YEREVAN (CoinChapter.com) – The crypto market suffered heavy losses year-to-date, as Bitcoin repeatedly fell below the $20,000 support in Q3. As a result, the collective market valuation of digital assets declined over 70% since the Nov. 2021 peak of $3 trillion and stood at $888 billion on Sep. 19.
However, the bottom is not in yet, as several factors point to a bearish scenario, at least in the short term.
Nearly 20% of the mentioned losses came in the previous week, ahead of the upcoming Federal Open Market Committee (FOMC) meeting on Sep. 20.
In detail, many expect a 75 bps interest rate hike from the regulators to fight the growing inflation. The CPI data for August showed an 8.3% year-over-year inflation spike against the red-hot labor market, which means the inflationary pressure is not under control yet.
Ed Yardeni, the chief marketing strategist at Chief Investment Strategist at Yardeni Research, suggested that FOMC could “get it over with” and raise the interest rates by 100 bps.
It seems to me that they are committed to raising the interest rate significantly at this meeting next week. I do think they’re going to come around and conclude that maybe just get it over with, maybe 100 basis points instead of 75 basis points. And then maybe one more hike after that
commented the expert on Friday.
Also read: Annual inflation could fall to 5.7% in 12 months — survey.
Additionally, Bitcoin whales started to withdraw, according to data from a crypto analytical platform, CryptoQuant.
The Bitcoin chart, presented in the latest Bitcoin report CryptoQuant, clearly shows a spike in exchange inflow, indicating a possible selling pressure coming from long-term holders. The spike typically declines prices as traders swap their BTC for fiat or other cryptos.

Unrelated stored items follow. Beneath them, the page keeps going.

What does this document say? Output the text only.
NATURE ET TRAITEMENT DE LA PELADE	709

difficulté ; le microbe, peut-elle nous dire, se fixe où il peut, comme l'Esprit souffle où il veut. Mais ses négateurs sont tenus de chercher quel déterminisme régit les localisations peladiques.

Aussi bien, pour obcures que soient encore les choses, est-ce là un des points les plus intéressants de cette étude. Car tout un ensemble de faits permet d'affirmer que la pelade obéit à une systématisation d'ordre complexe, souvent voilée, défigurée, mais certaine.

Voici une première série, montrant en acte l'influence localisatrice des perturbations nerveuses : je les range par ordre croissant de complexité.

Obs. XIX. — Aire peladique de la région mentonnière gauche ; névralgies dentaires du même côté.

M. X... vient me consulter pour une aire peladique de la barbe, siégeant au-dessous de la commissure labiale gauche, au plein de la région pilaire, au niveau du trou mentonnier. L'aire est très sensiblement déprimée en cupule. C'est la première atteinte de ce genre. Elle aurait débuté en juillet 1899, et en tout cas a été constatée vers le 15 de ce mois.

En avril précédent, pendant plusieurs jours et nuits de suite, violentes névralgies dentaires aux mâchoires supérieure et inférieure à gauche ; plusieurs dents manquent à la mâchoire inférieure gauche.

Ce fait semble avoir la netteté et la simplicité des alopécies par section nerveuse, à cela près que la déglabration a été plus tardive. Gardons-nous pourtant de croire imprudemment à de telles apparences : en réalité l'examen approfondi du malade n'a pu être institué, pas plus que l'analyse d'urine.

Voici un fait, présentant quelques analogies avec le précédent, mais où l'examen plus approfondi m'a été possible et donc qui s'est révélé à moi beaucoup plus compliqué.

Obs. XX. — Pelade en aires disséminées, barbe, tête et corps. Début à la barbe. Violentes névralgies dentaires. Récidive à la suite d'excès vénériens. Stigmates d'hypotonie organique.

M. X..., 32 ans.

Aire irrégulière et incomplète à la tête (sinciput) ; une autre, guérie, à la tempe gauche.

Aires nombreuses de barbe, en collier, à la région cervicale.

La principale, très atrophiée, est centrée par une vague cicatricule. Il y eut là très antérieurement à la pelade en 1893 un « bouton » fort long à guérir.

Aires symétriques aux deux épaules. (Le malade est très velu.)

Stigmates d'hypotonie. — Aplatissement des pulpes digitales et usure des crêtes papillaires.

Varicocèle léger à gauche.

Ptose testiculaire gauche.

The platform analysts pointed out that long-term holders are a “critical cohort” among market players. They set an example for the “little fish,” which copy their behavior. Thus, watching the whales closely might help determine the market’s direction.
Historically, whenever long-term holders sent a considerable amount of Bitcoin to the exchanges, the market experienced a plunge. The Exchange Inflow CDD is a valuable metric to track their behavior. High values indicate that more long-term holders moved their coins for potential selling.
concluded the report.
Additionally, CryptoQuant pinned the expected BTC price at below $16,000. The 20% drop would send ripples through the overall crypto market capitalization, possibly tanking the latter below $700 billion for the first time since December 2020.